Distributed model training can be challenging when building the entire pipeline end-to-end.
A typical setup often involves:
- Data ingestion and preprocessing for large datasets
- A distributed training execution layer
- Experiment tracking and observability
- Proper containerization for environment isolation
- Orchestration with Kubernetes (EKS)
- Durability, fault tolerance, caching, and reproducibility
While each of these components can be set up independently, stitching them together into a single, reliable, and reproducible pipeline often requires significant engineering effort. The existing examples focus narrowly on the training step, leaving orchestration, retries, caching, and multi-step workflows as a separate challenge for teams to solve.

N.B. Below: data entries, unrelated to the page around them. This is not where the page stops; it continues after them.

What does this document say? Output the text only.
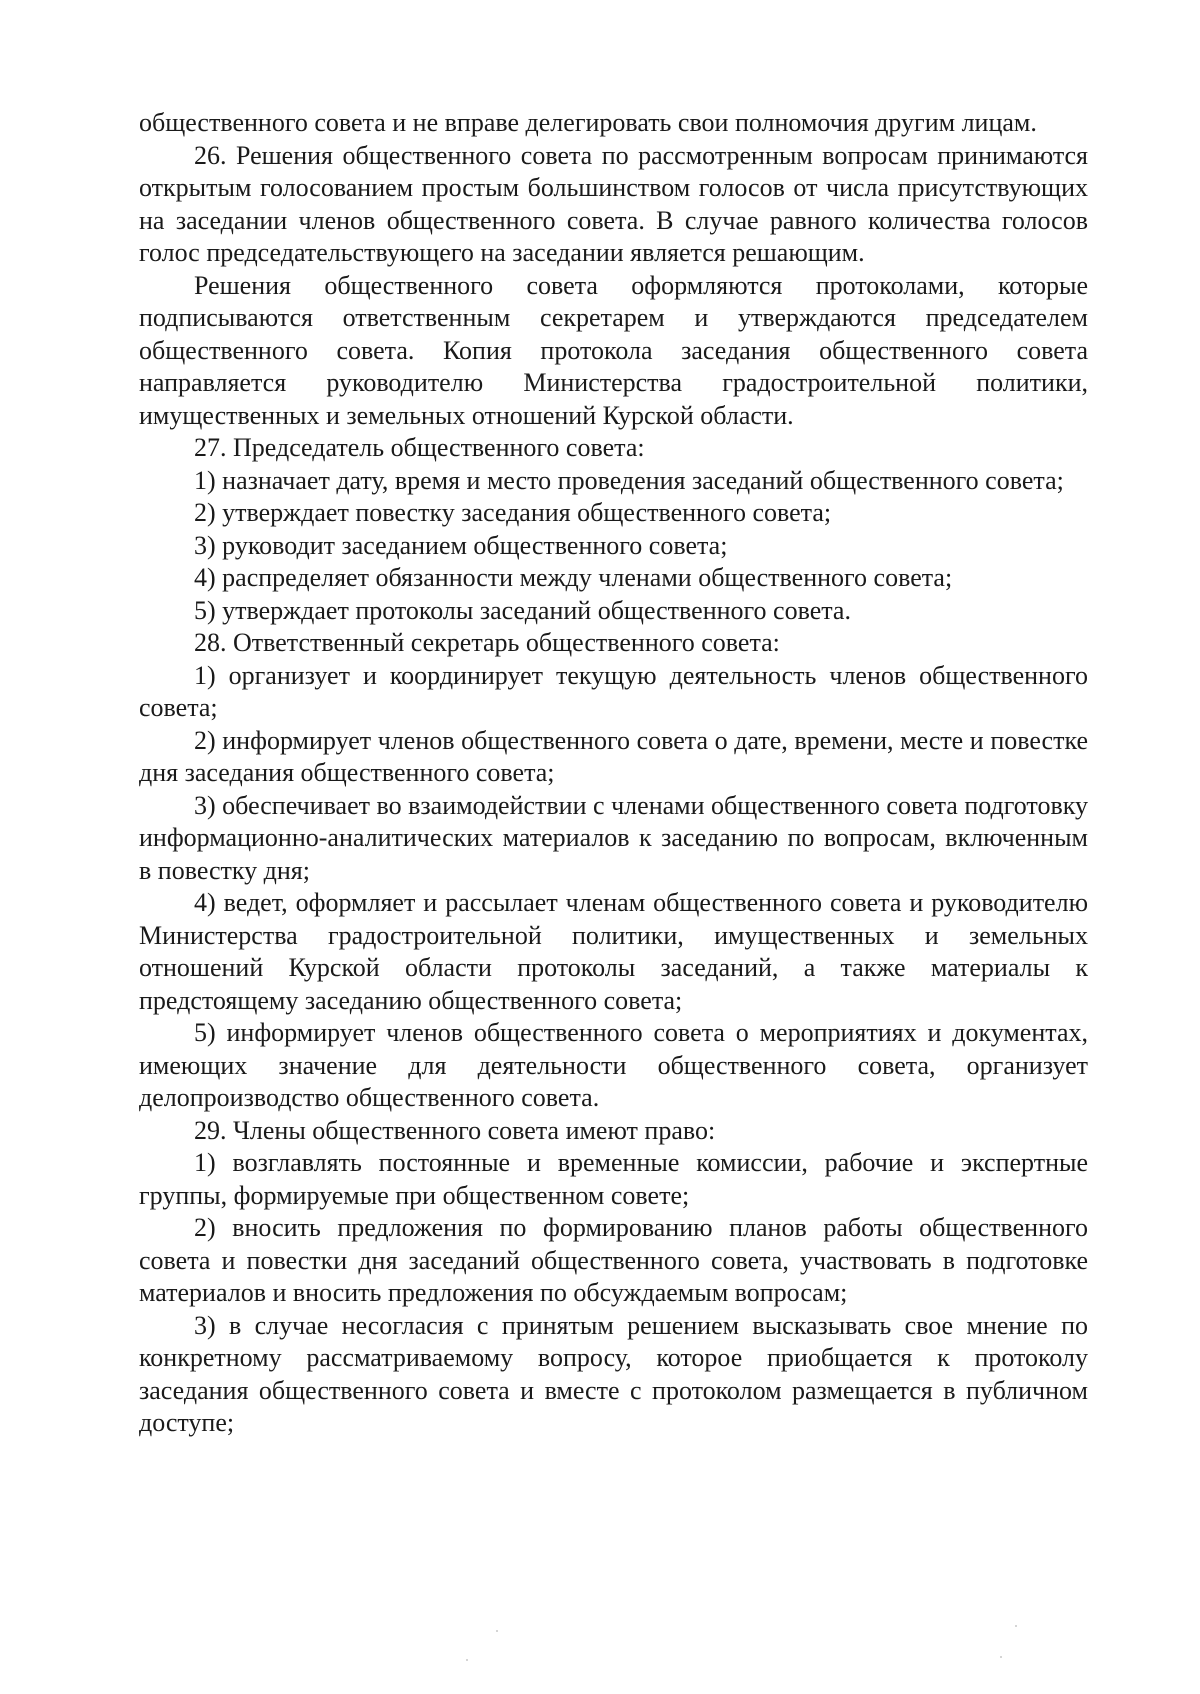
общественного совета и не вправе делегировать свои полномочия другим лицам.

26. Решения общественного совета по рассмотренным вопросам принимаются открытым голосованием простым большинством голосов от числа присутствующих на заседании членов общественного совета. В случае равного количества голосов голос председательствующего на заседании является решающим.

Решения общественного совета оформляются протоколами, которые подписываются ответственным секретарем и утверждаются председателем общественного совета. Копия протокола заседания общественного совета направляется руководителю Министерства градостроительной политики, имущественных и земельных отношений Курской области.

27. Председатель общественного совета:

1) назначает дату, время и место проведения заседаний общественного совета;

2) утверждает повестку заседания общественного совета;

3) руководит заседанием общественного совета;

4) распределяет обязанности между членами общественного совета;

5) утверждает протоколы заседаний общественного совета.

28. Ответственный секретарь общественного совета:

1) организует и координирует текущую деятельность членов общественного совета;

2) информирует членов общественного совета о дате, времени, месте и повестке дня заседания общественного совета;

3) обеспечивает во взаимодействии с членами общественного совета подготовку информационно-аналитических материалов к заседанию по вопросам, включенным в повестку дня;

4) ведет, оформляет и рассылает членам общественного совета и руководителю Министерства градостроительной политики, имущественных и земельных отношений Курской области протоколы заседаний, а также материалы к предстоящему заседанию общественного совета;

5) информирует членов общественного совета о мероприятиях и документах, имеющих значение для деятельности общественного совета, организует делопроизводство общественного совета.

29. Члены общественного совета имеют право:

1) возглавлять постоянные и временные комиссии, рабочие и экспертные группы, формируемые при общественном совете;

2) вносить предложения по формированию планов работы общественного совета и повестки дня заседаний общественного совета, участвовать в подготовке материалов и вносить предложения по обсуждаемым вопросам;

3) в случае несогласия с принятым решением высказывать свое мнение по конкретному рассматриваемому вопросу, которое приобщается к протоколу заседания общественного совета и вместе с протоколом размещается в публичном доступе;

Describe the solution you would like
I propose a fully open-source blueprint for distributed training on AWS Trainium that runs on EKS, with Flyte as the orchestration layer. For the model, I can either fine-tune BERT on an Arabic reviews dataset or pre-train BERT on the FineWeb dataset. Happy to proceed with whichever is preferred.
This blueprint would go beyond just running a training job. It would demonstrate how to manage the entire lifecycle in a reproducible and scalable way, including:
- Multi-node distributed training on Trainium
- Data streaming and preprocessing for large datasets
- Integration with PyTorch Neuron/Optimum Neuron for Trainium acceleration
- Built-in experiment tracking and observability
- Automatic caching, retries, and fault tolerance
- Integration with AWS-native services like S3 (storage), CloudWatch (logs), and ECR (images)
- Fully open-source stack: PyTorch,
streaming
library, Neuron SDK, Flyte, Kubeflow Training Operator, Kubernetes/EKS
By providing this orchestration-first approach, we give AI practitioners a ready-to-use blueprint that is scalable, reproducible, and easy to adapt, reducing the operational burden while keeping the infrastructure open source and AWS-native.